Freudo-Marxian Synthesis

Psychoanalyst Sigmund Freud laid the premise for Critical Theory in stating that between the individual and society there is a conflict: civilisation rests on the need to repress innate impulses and the demands for instant gratification. Not only a civilisation, but any society with its customs and taboos, must restrain the total freedom of the individual to act on instinct, such as rape and murder. The individual must find outlets for his repressed instincts, which are classifiable into two types: Thanatos (death/destruction) and Eros (sex). The ‘sublimation’ of those instincts is expressed as culture. The repressed psychical energy, called libido, is redirected into pursuits other than orgasm or aggression. This theory culminated in Freud’s influential book Civilisation and its Discontents, published in 1930. Freud considered modern civilisation to have reached a crisis point, concluding:  

The fateful question of the human species seems to me to be whether and to what extent the cultural development in it will succeed in mastering the derangements of communal life caused by the human instinct of aggression and self-destruction. … Men have brought their powers of subduing the forces of nature to such a pitch that by using them they could now very easily exterminate each other to the last man. They know this — hence arises a great part of their current unrest, their dejection, their mood of apprehension. And now it may be expected that the other of the two ‘heavenly forces’ — immortal Eros — will put forth his strength so as to maintain himself alongside of his equally immortal adversary.47  

To Freudian psychoanalysis the Critical Theorists combined the doctrine of Marx on class struggle. The result was that the individual, rather than the class, must be freed from the oppression and repression of ‘bourgeoisie society’, and that this primarily involved the free expression of Eros. This reached such dogmatism that by the time The Authoritarian Personality was published shortly after World War II, one’s mental health was judged on the extent to which one identified with left-wing attitudes. This required a hi-jacking of Freud.

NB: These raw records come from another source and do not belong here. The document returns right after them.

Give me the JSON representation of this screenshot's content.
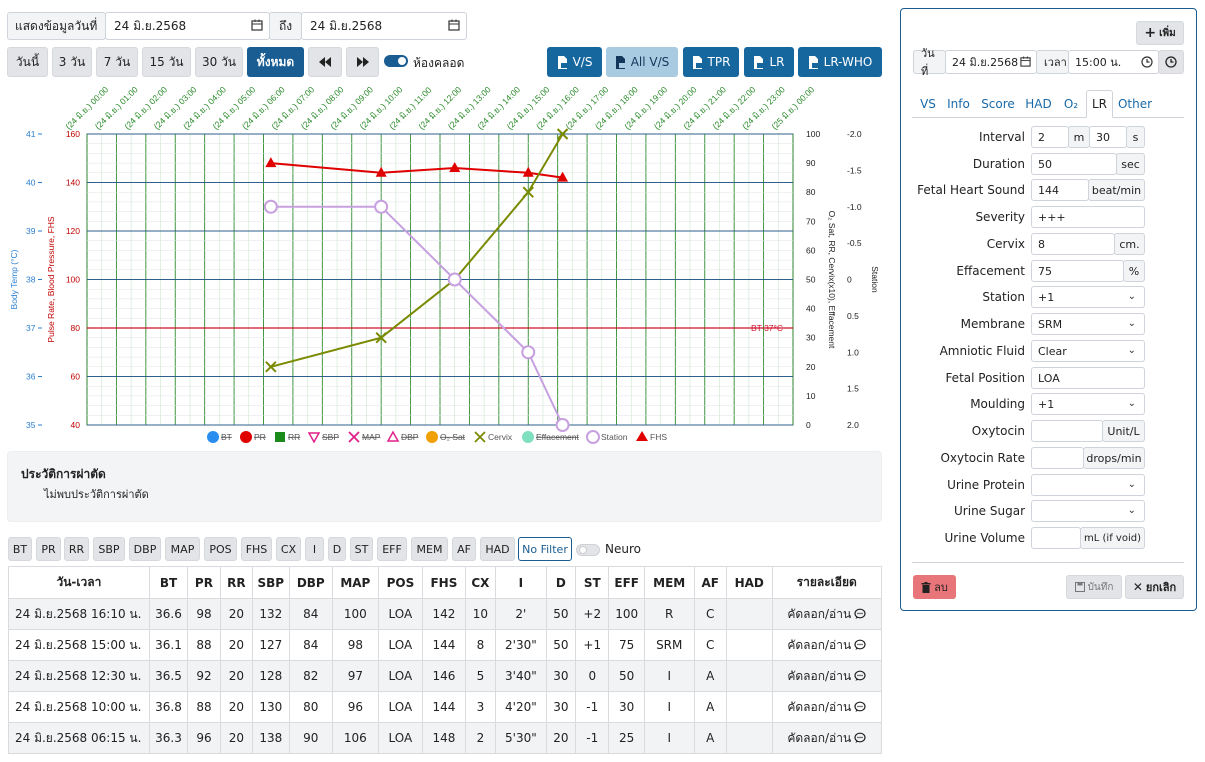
{
  "filter_bar": {
    "show_data_label": "แสดงข้อมูลวันที่",
    "date_from": "24 มิ.ย.2568",
    "to_label": "ถึง",
    "date_to": "24 มิ.ย.2568"
  },
  "range_buttons": [
    "วันนี้",
    "3 วัน",
    "7 วัน",
    "15 วัน",
    "30 วัน",
    "ทั้งหมด"
  ],
  "labor_room_label": "ห้องคลอด",
  "print_buttons": [
    "V/S",
    "All V/S",
    "TPR",
    "LR",
    "LR-WHO"
  ],
  "surgery": {
    "title": "ประวัติการผ่าตัด",
    "empty": "ไม่พบประวัติการผ่าตัด"
  },
  "filter_buttons": [
    "BT",
    "PR",
    "RR",
    "SBP",
    "DBP",
    "MAP",
    "POS",
    "FHS",
    "CX",
    "I",
    "D",
    "ST",
    "EFF",
    "MEM",
    "AF",
    "HAD",
    "No Filter"
  ],
  "neuro_label": "Neuro",
  "table": {
    "headers": [
      "วัน-เวลา",
      "BT",
      "PR",
      "RR",
      "SBP",
      "DBP",
      "MAP",
      "POS",
      "FHS",
      "CX",
      "I",
      "D",
      "ST",
      "EFF",
      "MEM",
      "AF",
      "HAD",
      "รายละเอียด"
    ],
    "rows": [
      [
        "24 มิ.ย.2568 16:10 น.",
        "36.6",
        "98",
        "20",
        "132",
        "84",
        "100",
        "LOA",
        "142",
        "10",
        "2'",
        "50",
        "+2",
        "100",
        "R",
        "C",
        "",
        "คัดลอก/อ่าน"
      ],
      [
        "24 มิ.ย.2568 15:00 น.",
        "36.1",
        "88",
        "20",
        "127",
        "84",
        "98",
        "LOA",
        "144",
        "8",
        "2'30\"",
        "50",
        "+1",
        "75",
        "SRM",
        "C",
        "",
        "คัดลอก/อ่าน"
      ],
      [
        "24 มิ.ย.2568 12:30 น.",
        "36.5",
        "92",
        "20",
        "128",
        "82",
        "97",
        "LOA",
        "146",
        "5",
        "3'40\"",
        "30",
        "0",
        "50",
        "I",
        "A",
        "",
        "คัดลอก/อ่าน"
      ],
      [
        "24 มิ.ย.2568 10:00 น.",
        "36.8",
        "88",
        "20",
        "130",
        "80",
        "96",
        "LOA",
        "144",
        "3",
        "4'20\"",
        "30",
        "-1",
        "30",
        "I",
        "A",
        "",
        "คัดลอก/อ่าน"
      ],
      [
        "24 มิ.ย.2568 06:15 น.",
        "36.3",
        "96",
        "20",
        "138",
        "90",
        "106",
        "LOA",
        "148",
        "2",
        "5'30\"",
        "20",
        "-1",
        "25",
        "I",
        "A",
        "",
        "คัดลอก/อ่าน"
      ]
    ]
  },
  "chart_data": {
    "type": "line",
    "x_ticks": [
      "(24 มิ.ย.) 00:00",
      "(24 มิ.ย.) 01:00",
      "(24 มิ.ย.) 02:00",
      "(24 มิ.ย.) 03:00",
      "(24 มิ.ย.) 04:00",
      "(24 มิ.ย.) 05:00",
      "(24 มิ.ย.) 06:00",
      "(24 มิ.ย.) 07:00",
      "(24 มิ.ย.) 08:00",
      "(24 มิ.ย.) 09:00",
      "(24 มิ.ย.) 10:00",
      "(24 มิ.ย.) 11:00",
      "(24 มิ.ย.) 12:00",
      "(24 มิ.ย.) 13:00",
      "(24 มิ.ย.) 14:00",
      "(24 มิ.ย.) 15:00",
      "(24 มิ.ย.) 16:00",
      "(24 มิ.ย.) 17:00",
      "(24 มิ.ย.) 18:00",
      "(24 มิ.ย.) 19:00",
      "(24 มิ.ย.) 20:00",
      "(24 มิ.ย.) 21:00",
      "(24 มิ.ย.) 22:00",
      "(24 มิ.ย.) 23:00",
      "(25 มิ.ย.) 00:00"
    ],
    "x_range": [
      "24 มิ.ย. 00:00",
      "25 มิ.ย. 00:00"
    ],
    "axes": {
      "body_temp": {
        "label": "Body Temp (°C)",
        "range": [
          35,
          41
        ],
        "ticks": [
          "35",
          "36",
          "37",
          "38",
          "39",
          "40",
          "41"
        ],
        "color": "#2a7fd0"
      },
      "pulse": {
        "label": "Pulse Rate, Blood Pressure, FHS",
        "range": [
          40,
          160
        ],
        "ticks": [
          "40",
          "60",
          "80",
          "100",
          "120",
          "140",
          "160"
        ],
        "color": "#c00000"
      },
      "o2": {
        "label": "O₂ Sat, RR, Cervix(x10), Effacement",
        "range": [
          0,
          100
        ],
        "ticks": [
          "0",
          "10",
          "20",
          "30",
          "40",
          "50",
          "60",
          "70",
          "80",
          "90",
          "100"
        ]
      },
      "station": {
        "label": "Station",
        "range": [
          2.0,
          -2.0
        ],
        "ticks": [
          "2.0",
          "1.5",
          "1.0",
          "0.5",
          "0",
          "-0.5",
          "-1.0",
          "-1.5",
          "-2.0"
        ]
      }
    },
    "reference_line": {
      "label": "BT 37°C"
    },
    "series": [
      {
        "name": "FHS",
        "axis": "pulse",
        "color": "#e00000",
        "marker": "triangle",
        "points": [
          [
            "24 มิ.ย. 06:15",
            148
          ],
          [
            "24 มิ.ย. 10:00",
            144
          ],
          [
            "24 มิ.ย. 12:30",
            146
          ],
          [
            "24 มิ.ย. 15:00",
            144
          ],
          [
            "24 มิ.ย. 16:10",
            142
          ]
        ]
      },
      {
        "name": "Cervix",
        "axis": "o2",
        "color": "#7a8a00",
        "marker": "x",
        "points": [
          [
            "24 มิ.ย. 06:15",
            20
          ],
          [
            "24 มิ.ย. 10:00",
            30
          ],
          [
            "24 มิ.ย. 12:30",
            50
          ],
          [
            "24 มิ.ย. 15:00",
            80
          ],
          [
            "24 มิ.ย. 16:10",
            100
          ]
        ]
      },
      {
        "name": "Station",
        "axis": "station",
        "color": "#c7a0e0",
        "marker": "circle",
        "points": [
          [
            "24 มิ.ย. 06:15",
            -1
          ],
          [
            "24 มิ.ย. 10:00",
            -1
          ],
          [
            "24 มิ.ย. 12:30",
            0
          ],
          [
            "24 มิ.ย. 15:00",
            1
          ],
          [
            "24 มิ.ย. 16:10",
            2
          ]
        ]
      }
    ],
    "legend": [
      {
        "name": "BT",
        "color": "#2a8ef0",
        "marker": "circle",
        "hidden": true
      },
      {
        "name": "PR",
        "color": "#e00000",
        "marker": "circle",
        "hidden": true
      },
      {
        "name": "RR",
        "color": "#1a8a1a",
        "marker": "square",
        "hidden": true
      },
      {
        "name": "SBP",
        "color": "#e0208a",
        "marker": "tri-down",
        "hidden": true
      },
      {
        "name": "MAP",
        "color": "#e0208a",
        "marker": "x",
        "hidden": true
      },
      {
        "name": "DBP",
        "color": "#e0208a",
        "marker": "tri-up",
        "hidden": true
      },
      {
        "name": "O₂ Sat",
        "color": "#f0a000",
        "marker": "circle",
        "hidden": true
      },
      {
        "name": "Cervix",
        "color": "#7a8a00",
        "marker": "x",
        "hidden": false
      },
      {
        "name": "Effacement",
        "color": "#7fe0c0",
        "marker": "circle",
        "hidden": true
      },
      {
        "name": "Station",
        "color": "#c7a0e0",
        "marker": "ring",
        "hidden": false
      },
      {
        "name": "FHS",
        "color": "#e00000",
        "marker": "triangle",
        "hidden": false
      }
    ],
    "legend_position": "bottom",
    "grid": true
  },
  "panel": {
    "add_label": "เพิ่ม",
    "date_label": "วันที่",
    "date_value": "24 มิ.ย.2568",
    "time_label": "เวลา",
    "time_value": "15:00 น.",
    "tabs": [
      "VS",
      "Info",
      "Score",
      "HAD",
      "O₂",
      "LR",
      "Other"
    ],
    "active_tab": "LR",
    "fields": {
      "interval": {
        "label": "Interval",
        "minutes": "2",
        "m_unit": "m",
        "seconds": "30",
        "s_unit": "s"
      },
      "duration": {
        "label": "Duration",
        "value": "50",
        "unit": "sec"
      },
      "fhs": {
        "label": "Fetal Heart Sound",
        "value": "144",
        "unit": "beat/min"
      },
      "severity": {
        "label": "Severity",
        "value": "+++"
      },
      "cervix": {
        "label": "Cervix",
        "value": "8",
        "unit": "cm."
      },
      "effacement": {
        "label": "Effacement",
        "value": "75",
        "unit": "%"
      },
      "station": {
        "label": "Station",
        "value": "+1"
      },
      "membrane": {
        "label": "Membrane",
        "value": "SRM"
      },
      "amniotic": {
        "label": "Amniotic Fluid",
        "value": "Clear"
      },
      "position": {
        "label": "Fetal Position",
        "value": "LOA"
      },
      "moulding": {
        "label": "Moulding",
        "value": "+1"
      },
      "oxytocin": {
        "label": "Oxytocin",
        "value": "",
        "unit": "Unit/L"
      },
      "oxytocin_rate": {
        "label": "Oxytocin Rate",
        "value": "",
        "unit": "drops/min"
      },
      "urine_protein": {
        "label": "Urine Protein",
        "value": ""
      },
      "urine_sugar": {
        "label": "Urine Sugar",
        "value": ""
      },
      "urine_volume": {
        "label": "Urine Volume",
        "value": "",
        "unit": "mL (if void)"
      }
    },
    "delete_label": "ลบ",
    "save_label": "บันทึก",
    "cancel_label": "ยกเลิก"
  }
}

Freud had not claimed that psychoanalysis could heal society. While Freud said that the way neuroses are diagnosed in an individual might be used to diagnose collective or social neuroses, it ‘behoves us to be very careful’ when using analogies between the individual and society. He thought that diagnosis of ‘social neuroses’ would not be of use ‘since no one possesses power to compel the community to adopt the therapy’. Nonetheless, Freud expected that some day someone would try to diagnose social neuroses.48 The latter became the purpose of Critical Theory and social science research. Social engineering became the ‘therapy’; ‘social control’ the aim.